In her remarks at the occasion, United States Ambassador to the Federal Republic of Nigeria, Mary Beth Leonard highlighted the importance of successfully prosecuting serious criminal offences, noting: “Evidence is key to the success of any investigation; Improper handling of evidence can have detrimental effects on establishing rule of law. The refurbishment of evidence facilities in seven north central and northeast states as well as the Criminal Investigation Division in the Federal Capital Territory will enhance the Nigeria Police Force’s ability to properly maintain the integrity of physical evidence in its care; and will lead to more evidence-based investigations and successful prosecution of terrorist groups and other serious crimes.”
The Chief of UNODC’s Terrorism Prevention Branch, Masood Karimipour, added: “Solving crimes requires skill, painstaking investigation, science and patience. This project aims to help the Nigeria Police Force recover forensic evidence of crime and terrorism, to exploit these clues to identify and prosecute suspects, and to help prosecutors present stronger cases in court, in line with international standards.”
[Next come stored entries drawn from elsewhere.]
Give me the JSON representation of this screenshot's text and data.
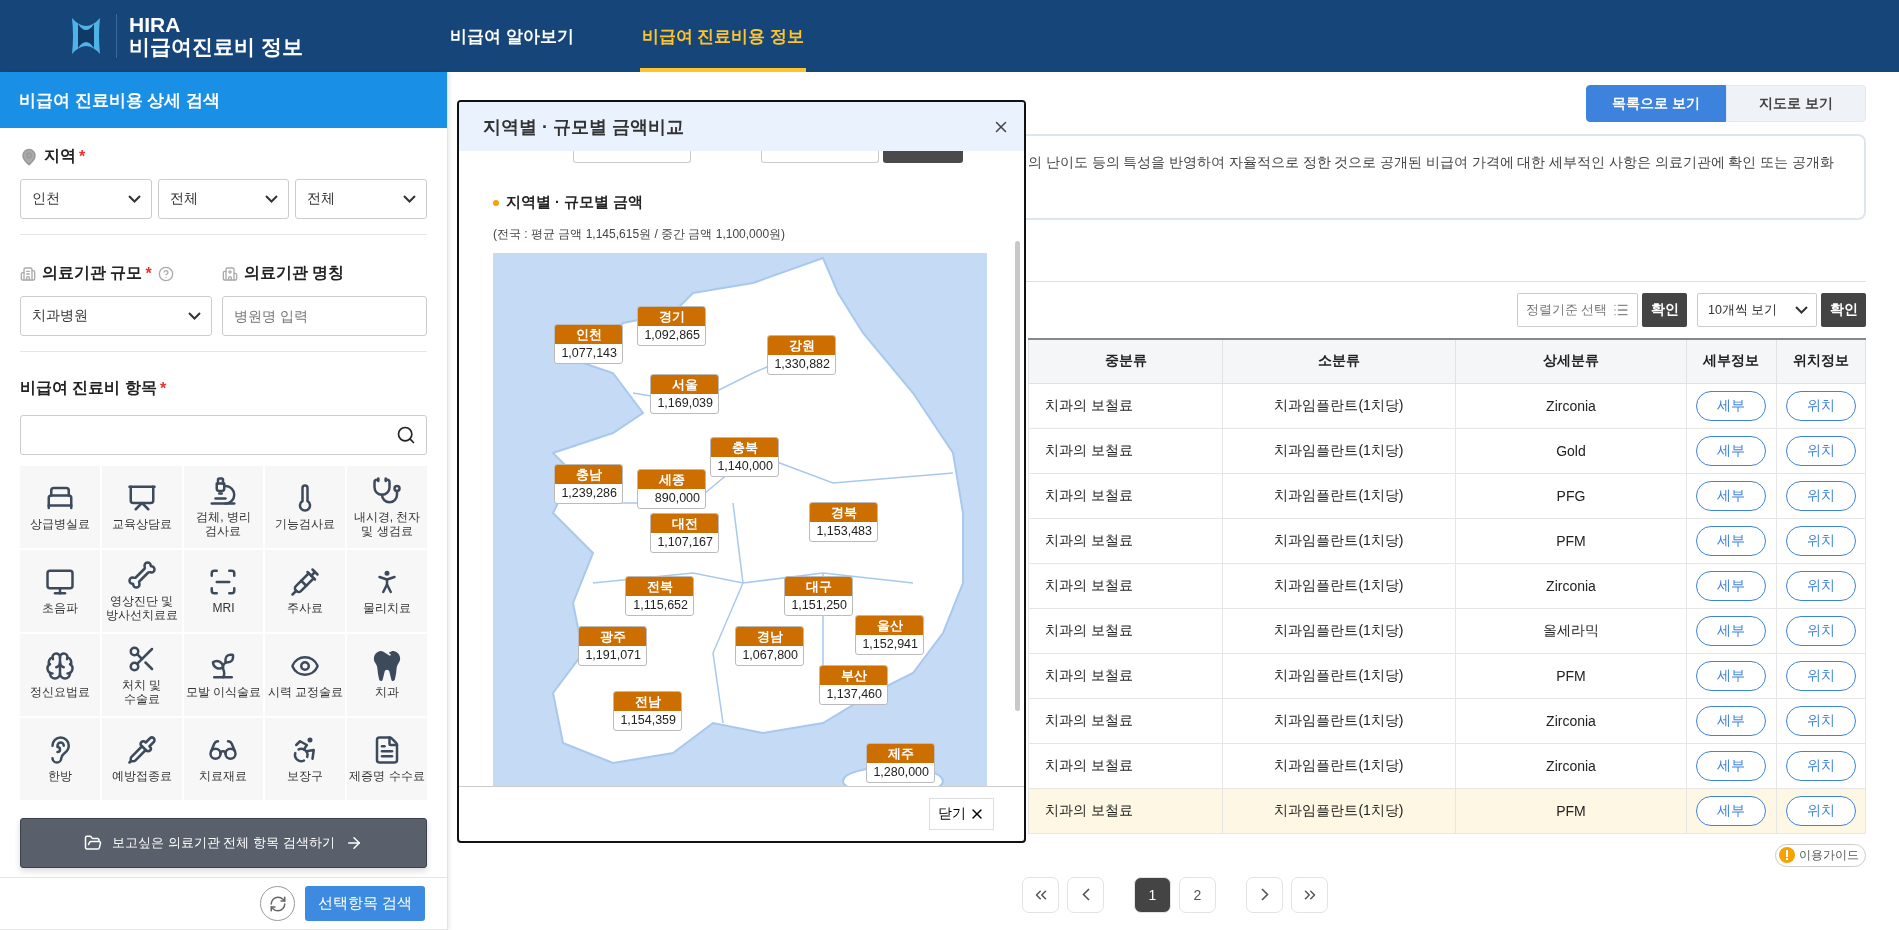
{
  "header": {
    "logo": {
      "line1": "HIRA",
      "line2": "비급여진료비 정보"
    },
    "nav": [
      {
        "label": "비급여 알아보기",
        "selected": false
      },
      {
        "label": "비급여 진료비용 정보",
        "selected": true
      }
    ]
  },
  "sidebar": {
    "title": "비급여 진료비용 상세 검색",
    "region": {
      "label": "지역",
      "mark": "*",
      "selects": [
        "인천",
        "전체",
        "전체"
      ]
    },
    "facility": {
      "size_label": "의료기관 규모",
      "size_mark": "*",
      "size_value": "치과병원",
      "name_label": "의료기관 명칭",
      "name_placeholder": "병원명 입력"
    },
    "items": {
      "label": "비급여 진료비 항목",
      "mark": "*"
    },
    "categories": [
      "상급병실료",
      "교육상담료",
      "검체, 병리 검사료",
      "기능검사료",
      "내시경, 천자 및 생검료",
      "초음파",
      "영상진단 및 방사선치료료",
      "MRI",
      "주사료",
      "물리치료",
      "정신요법료",
      "처치 및 수술료",
      "모발 이식술료",
      "시력 교정술료",
      "치과",
      "한방",
      "예방접종료",
      "치료재료",
      "보장구",
      "제증명 수수료"
    ],
    "all_button": "보고싶은 의료기관 전체 항목 검색하기",
    "search_button": "선택항목 검색"
  },
  "main": {
    "view_toggle": [
      {
        "label": "목록으로 보기",
        "selected": true
      },
      {
        "label": "지도로 보기",
        "selected": false
      }
    ],
    "notice": "의 난이도 등의 특성을 반영하여 자율적으로 정한 것으로 공개된 비급여 가격에 대한 세부적인 사항은 의료기관에 확인 또는 공개화",
    "sort": {
      "placeholder": "정렬기준 선택",
      "confirm": "확인",
      "page_size": "10개씩 보기",
      "page_confirm": "확인"
    },
    "table": {
      "columns": [
        "중분류",
        "소분류",
        "상세분류",
        "세부정보",
        "위치정보"
      ],
      "rows": [
        {
          "cells": [
            "치과의 보철료",
            "치과임플란트(1치당)",
            "Zirconia"
          ],
          "detail": "세부",
          "location": "위치",
          "selected": false
        },
        {
          "cells": [
            "치과의 보철료",
            "치과임플란트(1치당)",
            "Gold"
          ],
          "detail": "세부",
          "location": "위치",
          "selected": false
        },
        {
          "cells": [
            "치과의 보철료",
            "치과임플란트(1치당)",
            "PFG"
          ],
          "detail": "세부",
          "location": "위치",
          "selected": false
        },
        {
          "cells": [
            "치과의 보철료",
            "치과임플란트(1치당)",
            "PFM"
          ],
          "detail": "세부",
          "location": "위치",
          "selected": false
        },
        {
          "cells": [
            "치과의 보철료",
            "치과임플란트(1치당)",
            "Zirconia"
          ],
          "detail": "세부",
          "location": "위치",
          "selected": false
        },
        {
          "cells": [
            "치과의 보철료",
            "치과임플란트(1치당)",
            "올세라믹"
          ],
          "detail": "세부",
          "location": "위치",
          "selected": false
        },
        {
          "cells": [
            "치과의 보철료",
            "치과임플란트(1치당)",
            "PFM"
          ],
          "detail": "세부",
          "location": "위치",
          "selected": false
        },
        {
          "cells": [
            "치과의 보철료",
            "치과임플란트(1치당)",
            "Zirconia"
          ],
          "detail": "세부",
          "location": "위치",
          "selected": false
        },
        {
          "cells": [
            "치과의 보철료",
            "치과임플란트(1치당)",
            "Zirconia"
          ],
          "detail": "세부",
          "location": "위치",
          "selected": false
        },
        {
          "cells": [
            "치과의 보철료",
            "치과임플란트(1치당)",
            "PFM"
          ],
          "detail": "세부",
          "location": "위치",
          "selected": true
        }
      ]
    },
    "guide": "이용가이드",
    "pages": [
      {
        "label": "1",
        "selected": true
      },
      {
        "label": "2",
        "selected": false
      }
    ]
  },
  "modal": {
    "title": "지역별 · 규모별 금액비교",
    "section_title": "지역별 · 규모별 금액",
    "note": "(전국 : 평균 금액 1,145,615원 / 중간 금액 1,100,000원)",
    "regions": [
      {
        "name": "인천",
        "value": "1,077,143"
      },
      {
        "name": "경기",
        "value": "1,092,865"
      },
      {
        "name": "강원",
        "value": "1,330,882"
      },
      {
        "name": "서울",
        "value": "1,169,039"
      },
      {
        "name": "충북",
        "value": "1,140,000"
      },
      {
        "name": "충남",
        "value": "1,239,286"
      },
      {
        "name": "세종",
        "value": "890,000"
      },
      {
        "name": "대전",
        "value": "1,107,167"
      },
      {
        "name": "경북",
        "value": "1,153,483"
      },
      {
        "name": "전북",
        "value": "1,115,652"
      },
      {
        "name": "대구",
        "value": "1,151,250"
      },
      {
        "name": "울산",
        "value": "1,152,941"
      },
      {
        "name": "광주",
        "value": "1,191,071"
      },
      {
        "name": "경남",
        "value": "1,067,800"
      },
      {
        "name": "부산",
        "value": "1,137,460"
      },
      {
        "name": "전남",
        "value": "1,154,359"
      },
      {
        "name": "제주",
        "value": "1,280,000"
      }
    ],
    "close_button": "닫기"
  }
}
Commissioner of Police Tony Olofu, representing the IGP, said: “I want to thank UNODC and the US for their most welcome support and sincerely impress on them both that they can embrace us as a willing partner in the fight against terrorism and other heinous crimes.”
The launch event was also attended by a wide range of key partners in this effort, including representatives from the Federal Ministry of Justice, the Legal Aid Council of Nigeria, and the Office of the National Security Adviser, who all delivered goodwill messages supporting this initiative.
The statement said: “UNODC’s Strategic Vision for Nigeria takes our partnership with the government of Nigeria to a new level in our shared mission to tackle crime, drugs, terrorism and corruption and their effects on the economy, environment, and people.”